'Strong sense of connection': Sixties Scoop survivors share stories, build map in Edmonton
'Strong sense of connection': Sixties Scoop survivors share stories, build map in Edmonton
When Colleen Cardinal was growing up in Ontario, she would get homesick, but she didn't know why.
Cardinal was born in Alberta, and while she feels her DNA was trying to tell her that, it would take her years to learn it.
"My sisters and I, we were adopted when we were babies and taken to Sault Ste. Marie, Ontario where we were adopted into a non-Indigenous household," Cardinal explained Thursday.
She is a survivor of Canada's Sixties Scoop, a series of policies that enabled child welfare agencies to "scoop up" Indigenous kids and adopt them to white families.
Cardinal is now the co-founder of the Sixties Scoop Network, which brought people together in Edmonton on Thursday.
The gathering was a workshop called "In Our Own Words - Mapping the 60s Scoop Survivor Diaspora."
"We are the children of residential school survivors, and we get left out of conversations. But we need support too," Cardinal said.
"It was a direct act of genocide by removing us completely from our culture and our language, our homelands," explains Sandra Relling with the Sixties Scoop Indigenous Society of Alberta.

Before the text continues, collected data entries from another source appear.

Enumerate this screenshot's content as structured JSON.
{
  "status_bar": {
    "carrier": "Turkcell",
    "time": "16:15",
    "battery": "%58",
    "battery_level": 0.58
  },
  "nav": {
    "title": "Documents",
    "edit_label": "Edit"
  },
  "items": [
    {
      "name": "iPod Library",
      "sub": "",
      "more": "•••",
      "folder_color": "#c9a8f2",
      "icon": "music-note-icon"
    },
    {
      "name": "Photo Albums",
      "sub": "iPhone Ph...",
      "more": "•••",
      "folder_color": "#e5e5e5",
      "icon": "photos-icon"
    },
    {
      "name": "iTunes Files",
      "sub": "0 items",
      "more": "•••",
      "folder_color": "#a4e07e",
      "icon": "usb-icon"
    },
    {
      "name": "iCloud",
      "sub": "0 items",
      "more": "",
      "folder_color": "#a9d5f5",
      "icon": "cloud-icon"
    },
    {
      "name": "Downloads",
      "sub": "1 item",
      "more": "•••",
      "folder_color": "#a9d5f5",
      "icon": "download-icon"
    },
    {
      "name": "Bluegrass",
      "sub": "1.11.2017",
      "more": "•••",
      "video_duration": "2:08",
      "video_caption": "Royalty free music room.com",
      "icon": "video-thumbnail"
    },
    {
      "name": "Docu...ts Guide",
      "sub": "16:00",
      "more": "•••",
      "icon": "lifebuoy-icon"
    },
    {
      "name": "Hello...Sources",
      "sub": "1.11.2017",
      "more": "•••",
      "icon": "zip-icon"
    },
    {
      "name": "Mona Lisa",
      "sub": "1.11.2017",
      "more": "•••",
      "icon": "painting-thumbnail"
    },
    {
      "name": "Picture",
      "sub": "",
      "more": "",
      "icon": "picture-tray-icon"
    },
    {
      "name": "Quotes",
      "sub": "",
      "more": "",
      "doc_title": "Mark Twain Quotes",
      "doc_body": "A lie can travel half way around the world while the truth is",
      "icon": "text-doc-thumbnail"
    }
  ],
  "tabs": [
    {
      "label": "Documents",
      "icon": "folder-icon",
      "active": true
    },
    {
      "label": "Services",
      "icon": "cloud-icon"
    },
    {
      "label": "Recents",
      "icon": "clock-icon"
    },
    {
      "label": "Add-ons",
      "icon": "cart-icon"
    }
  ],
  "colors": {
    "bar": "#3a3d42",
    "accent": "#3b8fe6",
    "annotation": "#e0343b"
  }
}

Some of the workshop organizers are survivors. They hope to show others they aren't alone by hosting a smudge, facilitating a sharing circle and explaining how to use an interactive online map.
"It's a project to share with survivors about how they can access this map, how they can put their stories in there, and possibly find family members," Cardinal said.

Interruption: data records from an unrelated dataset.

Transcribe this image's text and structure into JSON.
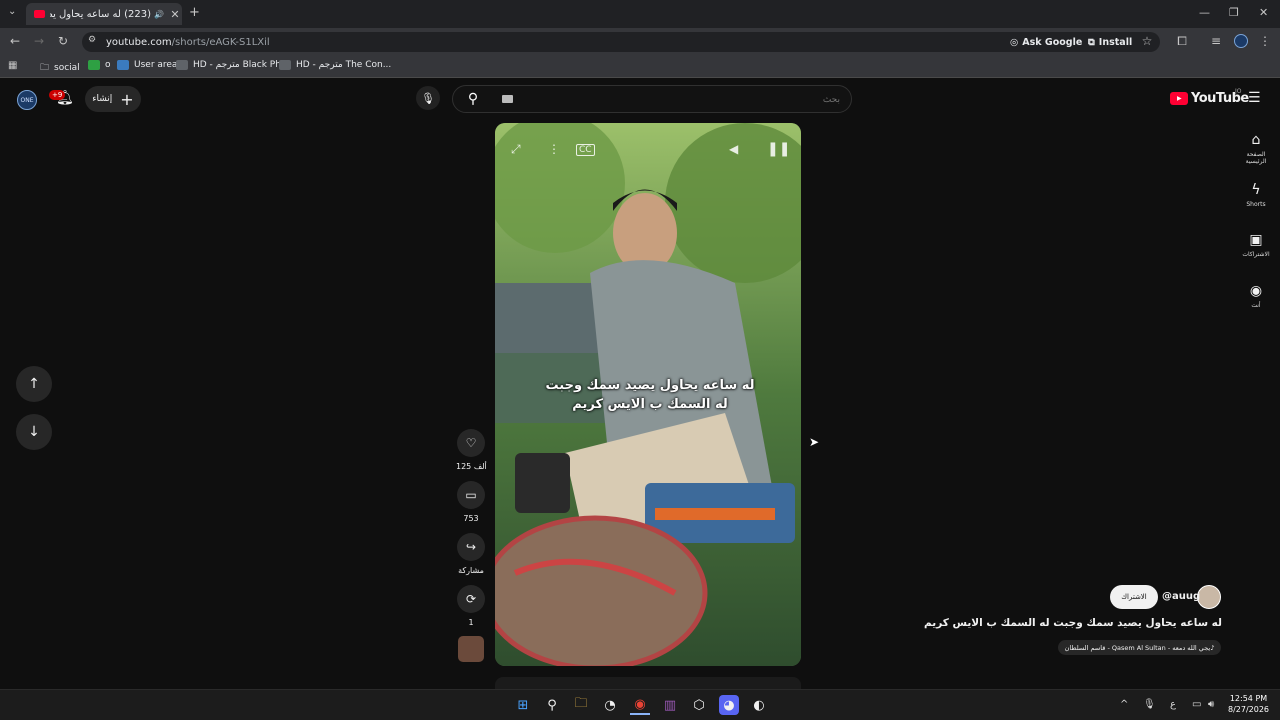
{
  "browser": {
    "tab_title": "(223) له ساعه يحاول يصيد س...",
    "url_host": "youtube.com",
    "url_path": "/shorts/eAGK-S1LXil",
    "ask_google": "Ask Google",
    "install": "Install",
    "bookmarks": [
      "social",
      "o",
      "User area",
      "HD - مترجم Black Ph...",
      "HD - مترجم The Con..."
    ]
  },
  "youtube": {
    "notifications_badge": "+9",
    "create_label": "إنشاء",
    "search_placeholder": "بحث",
    "logo_text": "YouTube",
    "country_code": "JO",
    "nav": {
      "home": "الصفحة الرئيسية",
      "shorts": "Shorts",
      "subscriptions": "الاشتراكات",
      "you": "أنت"
    }
  },
  "short": {
    "caption_line1": "له ساعه يحاول يصيد سمك وجبت",
    "caption_line2": "له السمك ب الايس كريم",
    "likes": "125 ألف",
    "comments": "753",
    "share_label": "مشاركة",
    "remix_count": "1",
    "channel_handle": "@auug",
    "subscribe_label": "الاشتراك",
    "title": "له ساعه يحاول يصيد سمك وجبت له السمك ب الايس كريم",
    "music": "يجي الله دمعه - Qasem Al Sultan - قاسم السلطان"
  },
  "taskbar": {
    "time": "12:54 PM",
    "date": "8/27/2026",
    "lang": "ع"
  },
  "colors": {
    "brand_red": "#ff0033",
    "background": "#0f0f0f"
  }
}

On the map, a survivor's displacement is visualized using a line to connect where they were born and then taken to.
Journeys can be traced across provinces, countries and even continents.
"It's very important for (survivors) in that aspect of bringing them home so that they understand that there is another community out there for them," Relling said.
"When Sixties Scoop survivors come together, there is, for the first time for many people, a strong sense of connection that there are other people in this world, in this lifetime that really understand," Cardinal said.